In a new published report a conservative think tank is calling for the province to abolish Ontario’s long standing beer, wine and spirits retail monopolies.
The C.D. Howe Institute report, which is titled Uncorking a Strange Brew: The Need for More Competition in Ontario’s Alcoholic Beverage Retailing System, says “The lack of competition in Ontario’s system for alcoholic beverage retailing causes higher prices for consumers and foregone government revenue.”
According to the report, consumers in provinces like Quebec, where there is actual competition between private sector retail entities, pay about $10 less per pack of 24 domestic beers; on average, they also pay less for imported beer.
The report goes on to call The Beer Store’s monopoly “an anachronism,” referring to the 1927 legislation that enabled its stranglehold on beer sales in Ontario.
The report states the obvious when it broaches the subject of why these monopolies still exist. “Those profiting from the status quo . . . have a major stake in it and strongly oppose reform,” it says. Indeed, when the LCBO adds $1.74 billion to the government’s war chest, as it did in 2013-2014, there’s very little incentive to shake things up.

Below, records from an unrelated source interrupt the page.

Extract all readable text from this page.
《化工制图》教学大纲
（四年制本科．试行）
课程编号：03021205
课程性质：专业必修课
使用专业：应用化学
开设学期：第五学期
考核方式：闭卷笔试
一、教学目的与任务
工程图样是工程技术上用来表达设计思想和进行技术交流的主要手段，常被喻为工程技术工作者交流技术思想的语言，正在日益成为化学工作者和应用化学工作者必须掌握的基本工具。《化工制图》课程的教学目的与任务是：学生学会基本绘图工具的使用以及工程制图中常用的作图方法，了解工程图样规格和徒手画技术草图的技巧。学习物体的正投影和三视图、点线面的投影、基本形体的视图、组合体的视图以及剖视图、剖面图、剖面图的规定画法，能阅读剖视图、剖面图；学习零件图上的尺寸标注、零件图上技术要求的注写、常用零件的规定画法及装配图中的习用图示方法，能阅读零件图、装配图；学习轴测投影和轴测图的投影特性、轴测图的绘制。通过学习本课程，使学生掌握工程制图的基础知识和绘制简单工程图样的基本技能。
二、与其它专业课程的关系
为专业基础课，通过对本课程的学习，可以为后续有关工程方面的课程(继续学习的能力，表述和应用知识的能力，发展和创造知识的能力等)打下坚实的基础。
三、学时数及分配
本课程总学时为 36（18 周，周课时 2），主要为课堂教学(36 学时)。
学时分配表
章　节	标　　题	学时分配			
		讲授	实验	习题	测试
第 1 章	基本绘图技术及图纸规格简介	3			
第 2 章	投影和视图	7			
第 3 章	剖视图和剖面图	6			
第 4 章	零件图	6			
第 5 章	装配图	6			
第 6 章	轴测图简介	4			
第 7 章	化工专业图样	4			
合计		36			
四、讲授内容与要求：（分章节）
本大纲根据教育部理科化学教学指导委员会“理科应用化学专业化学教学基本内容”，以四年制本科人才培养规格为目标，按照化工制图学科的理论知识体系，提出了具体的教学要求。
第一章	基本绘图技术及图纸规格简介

However, the irony is that the report says its finding suggest that the government would actually profit more from opening things up; in fact, a government-led study concluded the same in 2005, though then Premier Dalton McGuinty decided to ignore its findings.
It’s doubtful this report will have any sway on the government, but, hey, one can always dream that sometime in the future they will be able to buy beer at their local convenience store.